Eine Milliarde für den chinesischen Tesla-Jäger


Mitten auf dem Kräftemessen der amerikanischen IT-Branche hatten die Chinesen Anfang des Jahres bereits die Muskeln spielen lassen. Auf der CES in Las Vegas präsentierte die chinesische Elektroautomarke Nio den elektrischen Supersportwagen EP9 mit umgerechnet 1360 PS. Genug, um selbst das Spitzenmodell des kalifornischen Elektropioniers Tesla alt aussehen zu lassen. In den nächsten Jahren wollen die Chinesen nun den elektrischen Massenmarkt in Angriff nehmen.

Dafür hat Nio nun frisches Geld eingesammelt. In seiner jüngsten Finanzierungrunde hat das Start-up rund eine Milliarde Dollar Risikokapital aufgenommen. Die Anleger hegen offenbar große Hoffnungen, dass Nio der Durchbruch gelingt, an dem so viele andere chinesische Automarken mit Ambitionen scheiterten. 

Angeleitet wird die jüngste Finanzierungsrunde vom chinesischen Internetkonzern Tencent, der mit WeChat den erfolgreichsten Chat-Dienst Chinas betreibt und mittlerweile auf einen Wert 475 Milliarden Dollar geschätzt wird. Neben dem Internetriesen haben auch der US-Hedgefonds Lone Pine Capital, die chinesische Investmentfirma Citic Capital und der schottische Fondsmanager Baillie Gifford in Nio investiert. Der Wert des chinesischen Elektro-Start-ups wird mittlerweile auf fünf Milliarden Dollar geschätzt.

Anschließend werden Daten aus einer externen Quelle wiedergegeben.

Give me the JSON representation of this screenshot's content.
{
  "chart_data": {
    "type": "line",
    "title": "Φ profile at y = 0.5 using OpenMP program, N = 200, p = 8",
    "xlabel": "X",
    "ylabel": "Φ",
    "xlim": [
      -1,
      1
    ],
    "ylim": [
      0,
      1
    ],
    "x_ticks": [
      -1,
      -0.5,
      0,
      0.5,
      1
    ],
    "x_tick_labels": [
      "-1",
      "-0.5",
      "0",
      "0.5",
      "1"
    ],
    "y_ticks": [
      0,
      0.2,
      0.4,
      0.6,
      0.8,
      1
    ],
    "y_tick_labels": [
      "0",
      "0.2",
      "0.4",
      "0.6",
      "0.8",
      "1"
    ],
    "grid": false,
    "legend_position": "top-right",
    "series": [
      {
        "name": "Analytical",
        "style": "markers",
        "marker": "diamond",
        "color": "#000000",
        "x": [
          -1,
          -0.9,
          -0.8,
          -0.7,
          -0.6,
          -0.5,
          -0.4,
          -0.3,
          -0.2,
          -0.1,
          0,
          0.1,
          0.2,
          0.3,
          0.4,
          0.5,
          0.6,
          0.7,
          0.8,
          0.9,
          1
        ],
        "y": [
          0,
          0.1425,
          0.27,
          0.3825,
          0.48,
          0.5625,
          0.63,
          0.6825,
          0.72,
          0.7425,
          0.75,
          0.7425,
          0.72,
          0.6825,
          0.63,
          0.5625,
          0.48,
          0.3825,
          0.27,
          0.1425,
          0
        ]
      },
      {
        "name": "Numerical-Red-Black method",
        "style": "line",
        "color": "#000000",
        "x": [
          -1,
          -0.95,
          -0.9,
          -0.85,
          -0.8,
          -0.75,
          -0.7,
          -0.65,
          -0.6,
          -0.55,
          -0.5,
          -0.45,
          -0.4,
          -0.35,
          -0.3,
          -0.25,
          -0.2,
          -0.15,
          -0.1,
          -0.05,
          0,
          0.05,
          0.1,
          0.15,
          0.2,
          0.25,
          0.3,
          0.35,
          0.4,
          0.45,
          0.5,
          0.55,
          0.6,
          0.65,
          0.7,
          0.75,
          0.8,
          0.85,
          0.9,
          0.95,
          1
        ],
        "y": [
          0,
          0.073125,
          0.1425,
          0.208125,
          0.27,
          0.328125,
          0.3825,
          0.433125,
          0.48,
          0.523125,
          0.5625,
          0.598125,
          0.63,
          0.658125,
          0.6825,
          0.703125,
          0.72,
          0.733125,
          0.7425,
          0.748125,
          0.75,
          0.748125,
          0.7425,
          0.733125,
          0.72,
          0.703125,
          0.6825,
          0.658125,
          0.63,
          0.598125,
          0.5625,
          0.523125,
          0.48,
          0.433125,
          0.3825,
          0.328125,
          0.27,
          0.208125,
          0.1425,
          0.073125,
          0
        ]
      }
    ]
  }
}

Den Vertrauensvorschuss genießt Nio-Gründer William Li nicht umsonst: Der 42-Jährige gründete in China 2010 die Plattform bitauto.com, die heute zu den größten Anbietern von Online-Inhalten und Marketing-Dienstleistungen für die chinesische Automobilindustrie zählt.

Mit seinen milliardenschweren Investoren hat Li genug Zeit, eine strategische Offensive für den Automarkt vorzubereiten, bevor internationale Unternehmen ihre Elektromodelle auf den chinesischen Markt bringen. Tesla soll schon in wenigen Jahren mit einer lokalen Produktion in China starten. Am Freitag berichtet die staatliche Nachrichtenagentur Xinhua, dass auch VW an einem Joint-Venture mit dem lokalen Partner FAW arbeite, um in den nächsten Jahren eine lokale Marke für Elektroautos und Plug-in-Hybride zu starten.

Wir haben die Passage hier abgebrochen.